☑️ 26年度成長率の中央値を1.0%に上方修正
☑️ 物価上昇率は一時鈍化も基調的な強さを維持
☑️ 見通し通りなら政策金利の引き上げを継続
日本銀行は2026年1月23日、「経済・物価情勢の展望(展望リポート)」を公表しました。
先行きの日本経済について、海外経済の成長回帰や政府の経済対策を背景に、所得から支出への前向きな循環が強まり「緩やかな成長を続ける」との見通しを示しています。政策委員による実質GDP成長率の見通し(中央値)は、2025年度が前年度比プラス0.9%、2026年度はプラス1.0%となり、前回(2025年10月)時点から小幅に上方修正されました。

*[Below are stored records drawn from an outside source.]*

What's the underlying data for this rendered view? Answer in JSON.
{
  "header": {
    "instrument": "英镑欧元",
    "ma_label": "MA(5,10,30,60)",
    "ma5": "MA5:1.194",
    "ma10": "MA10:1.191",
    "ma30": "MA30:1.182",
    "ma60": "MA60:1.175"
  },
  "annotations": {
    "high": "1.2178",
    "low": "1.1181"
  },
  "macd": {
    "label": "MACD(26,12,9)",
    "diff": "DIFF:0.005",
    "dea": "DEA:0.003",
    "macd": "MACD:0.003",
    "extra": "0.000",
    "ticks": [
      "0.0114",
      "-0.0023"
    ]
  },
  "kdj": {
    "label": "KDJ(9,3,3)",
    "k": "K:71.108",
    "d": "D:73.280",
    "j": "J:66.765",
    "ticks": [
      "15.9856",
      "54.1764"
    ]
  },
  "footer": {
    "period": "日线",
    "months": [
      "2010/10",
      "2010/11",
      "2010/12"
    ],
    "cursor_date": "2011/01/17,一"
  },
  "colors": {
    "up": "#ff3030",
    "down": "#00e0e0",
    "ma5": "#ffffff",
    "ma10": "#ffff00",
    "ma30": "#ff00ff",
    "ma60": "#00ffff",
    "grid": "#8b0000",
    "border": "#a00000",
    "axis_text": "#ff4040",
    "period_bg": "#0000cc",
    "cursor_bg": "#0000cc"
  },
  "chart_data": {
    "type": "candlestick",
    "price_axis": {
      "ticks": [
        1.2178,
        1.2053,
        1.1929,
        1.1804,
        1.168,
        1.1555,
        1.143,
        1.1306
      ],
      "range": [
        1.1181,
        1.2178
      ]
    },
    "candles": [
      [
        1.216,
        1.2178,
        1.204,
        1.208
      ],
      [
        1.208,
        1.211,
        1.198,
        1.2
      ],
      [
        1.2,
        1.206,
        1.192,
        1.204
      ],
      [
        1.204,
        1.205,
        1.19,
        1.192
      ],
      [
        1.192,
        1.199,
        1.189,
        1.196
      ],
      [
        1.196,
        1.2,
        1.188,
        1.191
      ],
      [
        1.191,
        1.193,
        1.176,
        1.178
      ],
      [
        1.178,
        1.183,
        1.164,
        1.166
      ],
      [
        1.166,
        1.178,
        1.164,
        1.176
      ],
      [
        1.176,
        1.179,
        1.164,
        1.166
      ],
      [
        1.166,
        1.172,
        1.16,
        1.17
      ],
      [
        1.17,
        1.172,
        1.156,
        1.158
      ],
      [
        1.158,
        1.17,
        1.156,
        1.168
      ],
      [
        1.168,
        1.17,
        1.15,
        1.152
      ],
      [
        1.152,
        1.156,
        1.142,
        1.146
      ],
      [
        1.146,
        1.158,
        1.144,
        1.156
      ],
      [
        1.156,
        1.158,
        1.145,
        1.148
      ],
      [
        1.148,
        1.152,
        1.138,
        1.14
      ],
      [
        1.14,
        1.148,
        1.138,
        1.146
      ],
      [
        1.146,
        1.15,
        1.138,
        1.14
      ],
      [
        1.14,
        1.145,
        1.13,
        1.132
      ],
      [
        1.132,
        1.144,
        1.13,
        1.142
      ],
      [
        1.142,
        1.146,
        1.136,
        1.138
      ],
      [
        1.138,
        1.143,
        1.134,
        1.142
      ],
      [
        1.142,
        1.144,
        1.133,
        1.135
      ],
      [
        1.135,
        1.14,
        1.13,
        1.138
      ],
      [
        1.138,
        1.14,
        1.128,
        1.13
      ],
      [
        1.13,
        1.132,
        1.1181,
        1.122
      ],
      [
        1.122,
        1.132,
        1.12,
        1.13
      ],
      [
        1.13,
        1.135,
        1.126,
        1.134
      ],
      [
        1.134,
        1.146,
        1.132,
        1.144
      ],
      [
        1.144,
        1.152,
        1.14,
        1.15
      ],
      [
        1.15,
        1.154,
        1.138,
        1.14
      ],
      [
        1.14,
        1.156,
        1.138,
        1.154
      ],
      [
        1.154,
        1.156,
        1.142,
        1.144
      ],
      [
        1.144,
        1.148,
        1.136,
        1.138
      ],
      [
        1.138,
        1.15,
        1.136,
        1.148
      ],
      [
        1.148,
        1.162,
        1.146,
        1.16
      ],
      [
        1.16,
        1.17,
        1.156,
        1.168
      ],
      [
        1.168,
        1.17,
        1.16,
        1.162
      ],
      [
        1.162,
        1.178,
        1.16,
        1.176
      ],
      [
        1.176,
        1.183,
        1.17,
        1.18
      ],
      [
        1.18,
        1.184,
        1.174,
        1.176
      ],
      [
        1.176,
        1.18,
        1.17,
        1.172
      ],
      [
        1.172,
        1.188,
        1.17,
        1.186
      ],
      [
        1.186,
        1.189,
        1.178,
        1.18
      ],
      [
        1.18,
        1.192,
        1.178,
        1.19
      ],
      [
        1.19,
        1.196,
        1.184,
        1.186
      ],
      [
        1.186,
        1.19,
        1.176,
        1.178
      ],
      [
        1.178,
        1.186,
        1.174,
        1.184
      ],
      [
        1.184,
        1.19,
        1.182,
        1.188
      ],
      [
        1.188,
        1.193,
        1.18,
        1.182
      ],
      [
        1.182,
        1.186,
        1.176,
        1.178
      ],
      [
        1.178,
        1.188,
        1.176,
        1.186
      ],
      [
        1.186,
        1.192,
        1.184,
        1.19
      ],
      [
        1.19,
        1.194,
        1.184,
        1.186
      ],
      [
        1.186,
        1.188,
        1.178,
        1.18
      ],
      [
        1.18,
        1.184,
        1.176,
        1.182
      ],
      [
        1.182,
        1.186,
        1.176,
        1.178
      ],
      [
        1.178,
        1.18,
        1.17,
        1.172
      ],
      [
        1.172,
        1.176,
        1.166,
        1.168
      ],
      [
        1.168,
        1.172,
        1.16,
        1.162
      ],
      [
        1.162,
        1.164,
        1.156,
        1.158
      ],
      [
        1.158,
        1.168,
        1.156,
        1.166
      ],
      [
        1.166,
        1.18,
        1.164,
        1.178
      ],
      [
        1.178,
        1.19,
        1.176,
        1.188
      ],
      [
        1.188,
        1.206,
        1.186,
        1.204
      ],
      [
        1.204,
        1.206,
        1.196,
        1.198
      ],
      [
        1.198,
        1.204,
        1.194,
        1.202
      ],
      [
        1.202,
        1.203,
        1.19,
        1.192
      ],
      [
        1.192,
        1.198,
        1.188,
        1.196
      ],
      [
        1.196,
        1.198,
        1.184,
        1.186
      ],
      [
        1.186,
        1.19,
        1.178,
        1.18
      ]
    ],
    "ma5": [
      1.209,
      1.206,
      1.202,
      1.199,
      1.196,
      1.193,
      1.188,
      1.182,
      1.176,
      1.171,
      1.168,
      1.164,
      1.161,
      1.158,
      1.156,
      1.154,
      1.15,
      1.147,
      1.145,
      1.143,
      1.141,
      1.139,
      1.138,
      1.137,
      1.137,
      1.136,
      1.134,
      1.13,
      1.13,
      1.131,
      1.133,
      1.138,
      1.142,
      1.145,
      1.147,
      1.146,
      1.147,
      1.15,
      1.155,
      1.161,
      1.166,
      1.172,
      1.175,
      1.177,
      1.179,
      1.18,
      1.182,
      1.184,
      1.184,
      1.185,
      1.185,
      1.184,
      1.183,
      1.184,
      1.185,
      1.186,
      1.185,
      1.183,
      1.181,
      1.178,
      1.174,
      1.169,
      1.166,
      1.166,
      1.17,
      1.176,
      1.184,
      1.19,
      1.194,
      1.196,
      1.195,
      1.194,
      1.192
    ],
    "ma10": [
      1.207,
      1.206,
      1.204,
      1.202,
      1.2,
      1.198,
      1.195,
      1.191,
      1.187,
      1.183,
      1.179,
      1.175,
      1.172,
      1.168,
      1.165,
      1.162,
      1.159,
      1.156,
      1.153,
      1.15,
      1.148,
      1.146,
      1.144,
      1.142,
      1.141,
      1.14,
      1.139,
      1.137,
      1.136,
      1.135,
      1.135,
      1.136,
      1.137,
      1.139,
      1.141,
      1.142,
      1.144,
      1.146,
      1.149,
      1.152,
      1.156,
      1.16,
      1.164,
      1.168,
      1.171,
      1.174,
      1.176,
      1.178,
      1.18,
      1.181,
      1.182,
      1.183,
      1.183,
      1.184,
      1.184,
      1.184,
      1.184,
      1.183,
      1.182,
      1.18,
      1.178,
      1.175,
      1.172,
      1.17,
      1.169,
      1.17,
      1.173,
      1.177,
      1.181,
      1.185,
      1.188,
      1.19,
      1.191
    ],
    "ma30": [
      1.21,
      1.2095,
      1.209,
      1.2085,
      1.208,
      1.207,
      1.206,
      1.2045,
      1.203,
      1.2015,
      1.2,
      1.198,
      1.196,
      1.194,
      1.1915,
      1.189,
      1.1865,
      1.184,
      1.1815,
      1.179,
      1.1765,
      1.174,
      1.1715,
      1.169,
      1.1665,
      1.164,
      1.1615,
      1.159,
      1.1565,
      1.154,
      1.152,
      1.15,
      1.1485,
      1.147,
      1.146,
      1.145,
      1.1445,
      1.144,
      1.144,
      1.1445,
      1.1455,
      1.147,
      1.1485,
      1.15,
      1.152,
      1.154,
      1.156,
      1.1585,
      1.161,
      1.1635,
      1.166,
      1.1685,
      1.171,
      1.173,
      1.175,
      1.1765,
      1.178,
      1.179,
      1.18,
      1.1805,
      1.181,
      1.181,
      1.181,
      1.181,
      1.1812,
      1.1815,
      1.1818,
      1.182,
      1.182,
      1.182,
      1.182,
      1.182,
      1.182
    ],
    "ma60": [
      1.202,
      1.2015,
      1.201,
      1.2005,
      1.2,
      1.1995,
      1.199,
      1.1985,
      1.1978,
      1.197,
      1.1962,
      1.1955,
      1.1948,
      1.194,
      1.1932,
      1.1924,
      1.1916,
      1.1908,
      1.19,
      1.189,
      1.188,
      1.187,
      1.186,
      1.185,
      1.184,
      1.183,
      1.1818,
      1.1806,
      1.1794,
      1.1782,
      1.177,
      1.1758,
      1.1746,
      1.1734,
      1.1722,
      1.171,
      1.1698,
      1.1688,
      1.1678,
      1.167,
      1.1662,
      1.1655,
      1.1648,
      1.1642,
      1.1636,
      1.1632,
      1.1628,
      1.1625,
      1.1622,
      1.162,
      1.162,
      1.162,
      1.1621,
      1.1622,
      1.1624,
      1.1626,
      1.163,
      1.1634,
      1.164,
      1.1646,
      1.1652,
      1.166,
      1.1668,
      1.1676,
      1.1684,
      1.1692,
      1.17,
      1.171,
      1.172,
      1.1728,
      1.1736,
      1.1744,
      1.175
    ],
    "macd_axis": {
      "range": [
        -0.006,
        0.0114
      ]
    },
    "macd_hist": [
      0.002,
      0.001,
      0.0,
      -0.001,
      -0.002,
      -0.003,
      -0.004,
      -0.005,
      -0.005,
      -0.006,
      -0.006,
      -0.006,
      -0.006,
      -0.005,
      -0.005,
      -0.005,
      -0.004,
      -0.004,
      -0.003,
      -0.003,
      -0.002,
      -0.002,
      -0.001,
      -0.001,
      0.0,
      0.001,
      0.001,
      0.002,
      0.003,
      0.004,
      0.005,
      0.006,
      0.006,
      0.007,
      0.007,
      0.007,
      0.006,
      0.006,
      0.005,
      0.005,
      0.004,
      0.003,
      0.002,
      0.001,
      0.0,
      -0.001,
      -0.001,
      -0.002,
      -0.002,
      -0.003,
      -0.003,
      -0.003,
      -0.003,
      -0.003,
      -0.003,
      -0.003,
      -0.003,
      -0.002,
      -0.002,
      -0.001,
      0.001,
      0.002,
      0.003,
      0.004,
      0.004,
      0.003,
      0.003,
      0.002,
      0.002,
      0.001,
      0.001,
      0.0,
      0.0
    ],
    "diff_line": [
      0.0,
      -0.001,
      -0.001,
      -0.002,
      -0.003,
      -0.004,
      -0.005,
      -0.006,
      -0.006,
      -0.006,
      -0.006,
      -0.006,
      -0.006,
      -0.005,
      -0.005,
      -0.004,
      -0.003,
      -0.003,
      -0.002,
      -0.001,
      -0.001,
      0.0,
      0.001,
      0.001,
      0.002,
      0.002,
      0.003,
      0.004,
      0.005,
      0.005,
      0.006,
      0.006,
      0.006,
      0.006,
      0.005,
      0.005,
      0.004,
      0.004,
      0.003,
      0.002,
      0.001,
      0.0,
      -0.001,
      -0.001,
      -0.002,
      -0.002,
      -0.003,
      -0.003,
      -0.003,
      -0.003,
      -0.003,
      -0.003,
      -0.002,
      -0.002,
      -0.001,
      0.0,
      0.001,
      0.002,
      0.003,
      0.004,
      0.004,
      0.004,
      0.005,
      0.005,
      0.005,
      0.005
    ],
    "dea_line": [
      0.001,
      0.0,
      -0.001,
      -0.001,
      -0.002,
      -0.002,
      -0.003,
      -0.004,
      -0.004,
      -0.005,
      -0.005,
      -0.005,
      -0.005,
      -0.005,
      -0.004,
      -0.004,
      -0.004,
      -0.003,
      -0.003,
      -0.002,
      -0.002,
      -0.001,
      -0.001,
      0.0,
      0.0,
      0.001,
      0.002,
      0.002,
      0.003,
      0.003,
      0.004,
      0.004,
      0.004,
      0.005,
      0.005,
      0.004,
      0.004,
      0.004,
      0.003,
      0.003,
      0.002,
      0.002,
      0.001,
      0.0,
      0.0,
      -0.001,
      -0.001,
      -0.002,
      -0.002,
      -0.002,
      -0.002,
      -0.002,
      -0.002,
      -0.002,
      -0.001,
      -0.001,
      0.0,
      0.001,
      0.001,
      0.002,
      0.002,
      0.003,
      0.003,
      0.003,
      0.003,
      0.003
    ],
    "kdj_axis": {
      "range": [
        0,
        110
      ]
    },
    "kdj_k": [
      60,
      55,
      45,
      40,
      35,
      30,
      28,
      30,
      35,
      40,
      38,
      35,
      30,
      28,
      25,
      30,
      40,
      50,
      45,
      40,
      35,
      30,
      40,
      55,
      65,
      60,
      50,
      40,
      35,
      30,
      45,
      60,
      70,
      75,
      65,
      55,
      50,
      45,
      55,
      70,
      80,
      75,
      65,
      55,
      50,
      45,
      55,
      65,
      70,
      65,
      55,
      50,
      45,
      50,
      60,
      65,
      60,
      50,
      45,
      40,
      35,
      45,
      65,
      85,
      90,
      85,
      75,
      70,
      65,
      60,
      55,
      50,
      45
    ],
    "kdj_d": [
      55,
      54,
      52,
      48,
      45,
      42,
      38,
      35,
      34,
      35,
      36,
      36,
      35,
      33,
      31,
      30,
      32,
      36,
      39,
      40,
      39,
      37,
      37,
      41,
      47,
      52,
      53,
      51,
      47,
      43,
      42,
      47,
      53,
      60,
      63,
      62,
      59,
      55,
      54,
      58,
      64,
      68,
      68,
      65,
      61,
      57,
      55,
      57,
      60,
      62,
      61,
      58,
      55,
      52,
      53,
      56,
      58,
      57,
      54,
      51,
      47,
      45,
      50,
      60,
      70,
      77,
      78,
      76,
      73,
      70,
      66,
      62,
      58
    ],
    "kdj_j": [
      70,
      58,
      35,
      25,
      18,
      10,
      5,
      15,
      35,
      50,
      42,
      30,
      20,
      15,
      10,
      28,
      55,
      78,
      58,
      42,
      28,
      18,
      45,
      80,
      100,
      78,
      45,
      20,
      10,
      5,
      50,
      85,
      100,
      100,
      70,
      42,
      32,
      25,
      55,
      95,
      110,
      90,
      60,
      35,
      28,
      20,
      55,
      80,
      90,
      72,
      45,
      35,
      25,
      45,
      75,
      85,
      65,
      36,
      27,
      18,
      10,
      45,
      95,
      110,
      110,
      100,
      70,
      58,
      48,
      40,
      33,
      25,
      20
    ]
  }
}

物価面では、消費者物価指数(生鮮食品を除く)の前年比上昇率について、政府の物価高対策や食料品価格の影響減衰により、2026年前半には一時的に2%を下回る水準まで縮小すると予測しています。一方で、賃金と物価が相互に作用して上昇するメカニズムは維持されており、見通し期間の後半には「物価安定の目標」と概ね整合的な水準で推移すると分析しています。
金融政策運営については、現在の実質金利がきわめて低い水準にあると言及しています。その上で、経済・物価の見通しが実現していく場合には、「引き続き政策金利を引き上げ、金融緩和の度合いを調整していくことになる」との考えを改めて示しました。リスク要因としては、各国の通商政策や金融・為替市場の動向などを挙げています。